THE CHIEF JUSTICE, with whom Mr. Justice DOUGLAS joins, has filed the following memorandum: While it is not our custom to state reasons when denying a writ of certiorari, there are occasions when the gravity of the allegations in a petition makes it appropriate to state what the denial does not mean* in order to give assurance that this Court is not insensible to charges of egregious violations of constitutional rights. The denial of a writ of certiorari does not mean that this Court approves the decision below nor, in state criminal cases, that the petitioner is necessarily precluded from obtaining relief in some other appropriate proceeding. Both state and federal courts have an equally binding obligation to uphold the Constitution, and when a state court fails to vindicate rights guaranteed by the Constitution in a criminal proceeding upon a proper demand, the federal courts are open to an aggrieved petitioner.

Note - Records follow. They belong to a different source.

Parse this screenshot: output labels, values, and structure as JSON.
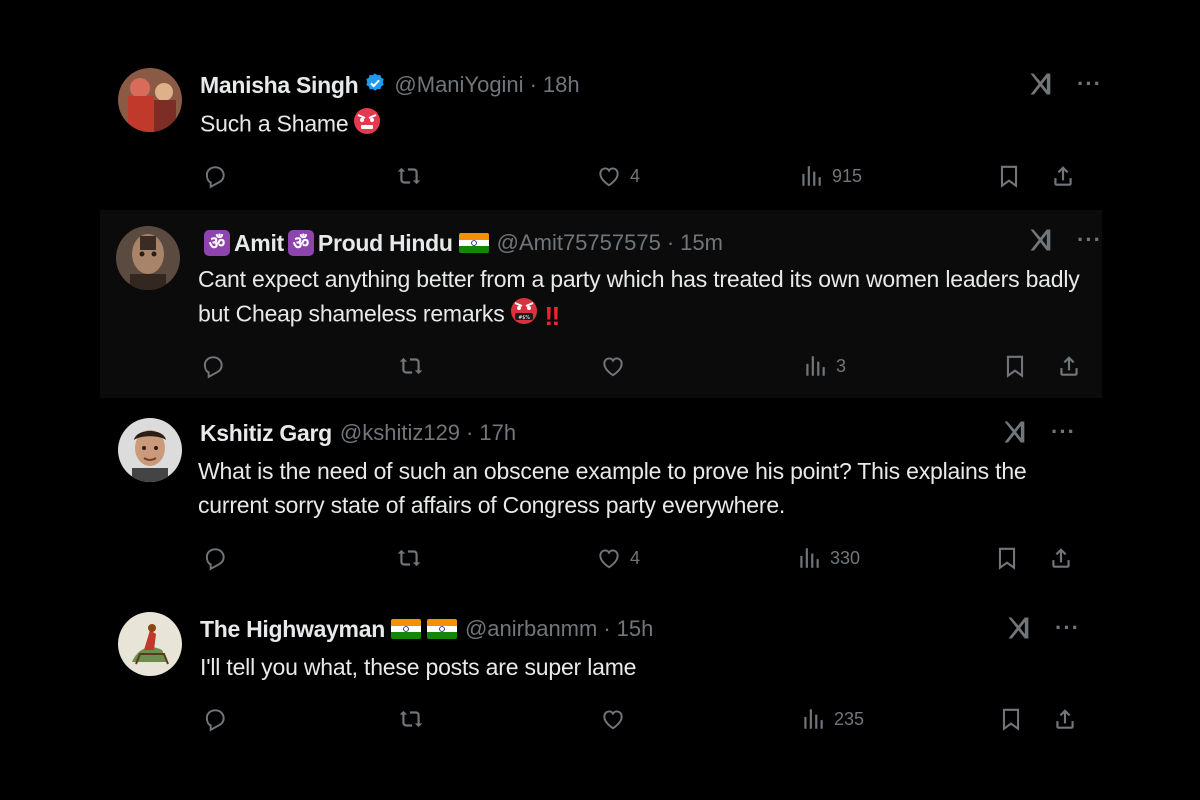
{
  "tweets": [
    {
      "name": "Manisha Singh",
      "handle": "@ManiYogini",
      "time": "18h",
      "verified": true,
      "text": "Such a Shame",
      "stats": {
        "replies": "",
        "reposts": "",
        "likes": "4",
        "views": "915"
      }
    },
    {
      "name_part1": "Amit",
      "name_part2": "Proud Hindu",
      "handle": "@Amit75757575",
      "time": "15m",
      "text": "Cant expect anything better from a party which has treated its own women leaders badly but Cheap shameless remarks",
      "stats": {
        "replies": "",
        "reposts": "",
        "likes": "",
        "views": "3"
      }
    },
    {
      "name": "Kshitiz Garg",
      "handle": "@kshitiz129",
      "time": "17h",
      "text": "What is the need of such an obscene example to prove his point? This explains the current sorry state of affairs of Congress party everywhere.",
      "stats": {
        "replies": "",
        "reposts": "",
        "likes": "4",
        "views": "330"
      }
    },
    {
      "name": "The Highwayman",
      "handle": "@anirbanmm",
      "time": "15h",
      "text": "I'll tell you what, these posts are super lame",
      "stats": {
        "replies": "",
        "reposts": "",
        "likes": "",
        "views": "235"
      }
    }
  ],
  "icons": {
    "reply": "reply-icon",
    "repost": "repost-icon",
    "like": "heart-icon",
    "views": "views-icon",
    "bookmark": "bookmark-icon",
    "share": "share-icon",
    "grok": "grok-icon",
    "more": "more-icon",
    "verified": "verified-badge-icon"
  },
  "colors": {
    "background": "#000000",
    "text": "#e7e9ea",
    "muted": "#71767b",
    "verified": "#1d9bf0"
  }
}
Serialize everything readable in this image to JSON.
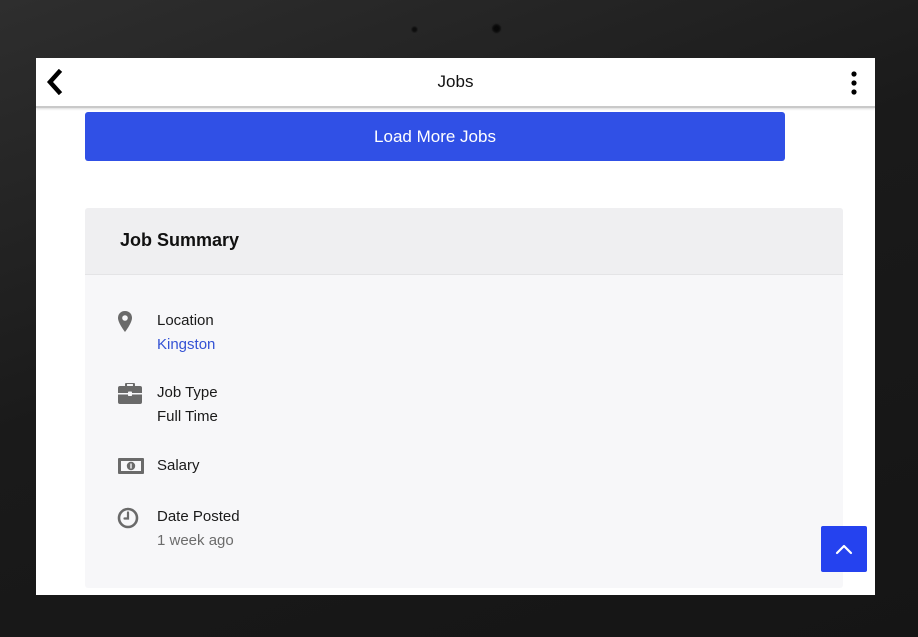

In this case the state courts refused to grant a hearing to the petitioner on procedural grounds. However, a life is at stake, and unless some court, state or federal, entertains his petition, this petitioner will be executed without a hearing on the charges that strike at the very foundation of American justice. He contends that, under a statute recently declared unconstitutional by this Court, he was
denied the right to be a witness in his own defense or even to testify that the confession used against him was coerced during a two-month period of illegal detention. He also claims that he was denied the right to trial by jury of his peers under a valid indictment through the systematic exclusion of members of his race from the jury lists, a practice which has often been condemned as unconstitutional by this Court and which Congress has made criminal.
No man should ever be imprisoned-let alone executed-in this country if such charges can be substantiated.
[Footnote *] See, e.g., English v. Cunningham, 361 U.S. 897, 905; Sheppard v. Ohio, 352 U.S. 910; Rosenberg v. United States, 344 U.S. 889; Bondholders, Inc. v. Powell, 342 U.S. 921; State of Maryland v. Baltimore Radio Show, 338 U.S. 912.